"If travel is searching
And home has been found
I'm not stopping
I'm going hunting"
The copyright of the track may belong to the outrageous artist Bjork, but I am pretty sure
that lyrics resembling this one have been haunting the minds of many 'coolhunters' for
quite a long time. Hunters are on the look out for the next cool thing to own, the next
icon to worship and the next trend to follow. Welcome to the new era, where everybody gets
their share of fame; where consuming rules over production; where art transforms into
popular culture. What we have labeled and looked down on as "popular culture" is
having it's conceptual recreation as an art-form. Kate Moss' digitalized pictures are
being displayed at Tate Modern as artistic paintings; Hussein Çağlayan's LED dress is
all over the front pages; Turkish habits and rituals are being fancily packaged by BTURK.
Orhan Pamuk is confusing us with postmodernism. The new design of Turkish tea glasses is
making me wonder: have we reached a level where being different is actually valued over
being a part of the community? Are the run-away sheep actually having a better life than
the ones following the herd?
'Coolhunting' is a term used by marketing specialists to describe the profession of
searching for upcoming trends in fashion, industrial design, technology and pop culture.
The theory is that once the 'cool' people - defined as alpha consumers- start using a
certain product, the 'uncool' ones will follow which, in the end, will lead to a larger
market.
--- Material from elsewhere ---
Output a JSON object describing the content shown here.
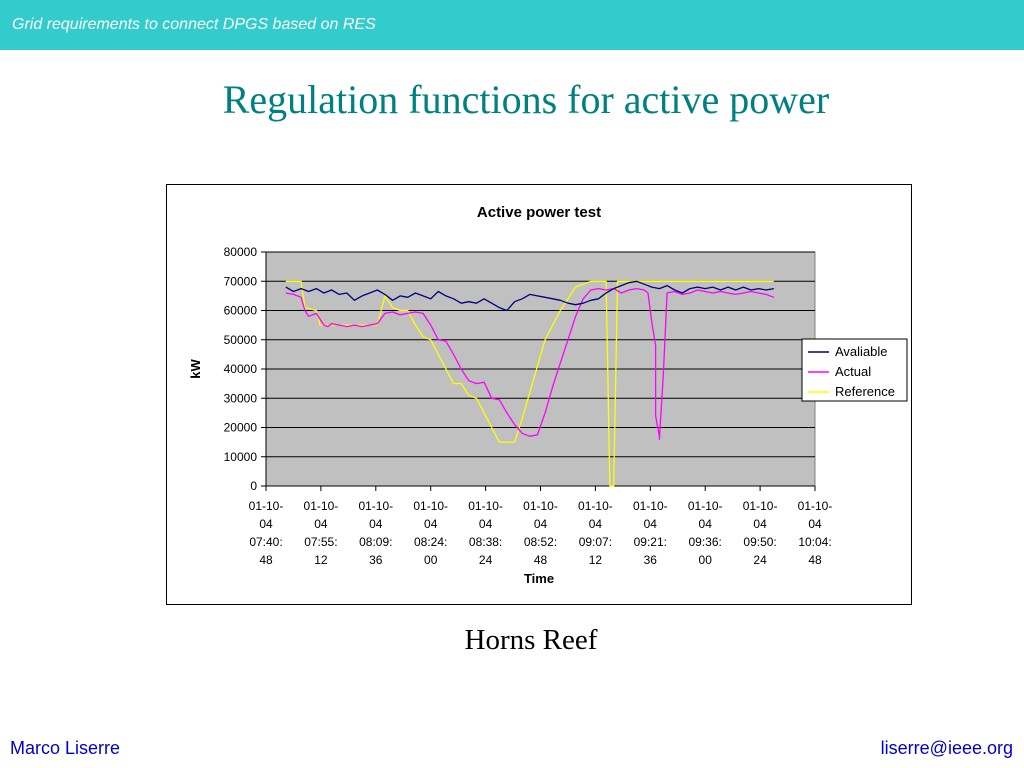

It's no wonder that the Olsen twins have a million dollar share of Wal-mart.
According to TIME magazine, 'coolhunters' are using what is "cool" and
"exclusive" to predict the future; so they are picking up the limited designs in
a variety of areas and helping big firms integrate them into the mainstream products.
I can go on about the innovative Prada heels, or the crazy clock by Franck Muller, but I
will tone this down a little bit in order to get you accustomed to the upcoming wonders of
this column. My first 'coolfind' is Mark Z. Danielewski's "House of Leaves".
This is a rarity; postmodern, futuristic and experimental.
The book tells the story of a family that moves into a small house only to discover
something terrifyingly odd: the house is bigger on the inside than it is on the outside.
The narrator finds the Navidson Record, a document written about the creepy house by a
blind (!) man called Zampano. When characters start running, only a few words appear on
each page to quicken the reading pace. There are parts in morse code, foreign languages
and even mirrored fonts. The footnotes turn into an another story after a while and start
taking over more space. The fonts change color as well as size; the narrator changes every
now and then; there's even a list of meaningless hexadecimal numbers that are actually an
AIFF audio file that has been saved in a hex editor. There are endless mythological
references, fake interviews, eerie poems, pictures and more that relate to the house. As
the story unfolds, the structure becomes schizophrenic; words flying vertically,
horizontally and even in a vortex. I'll let Mark finish off this column with a quote from
his prologue: "This is not for you." So beware!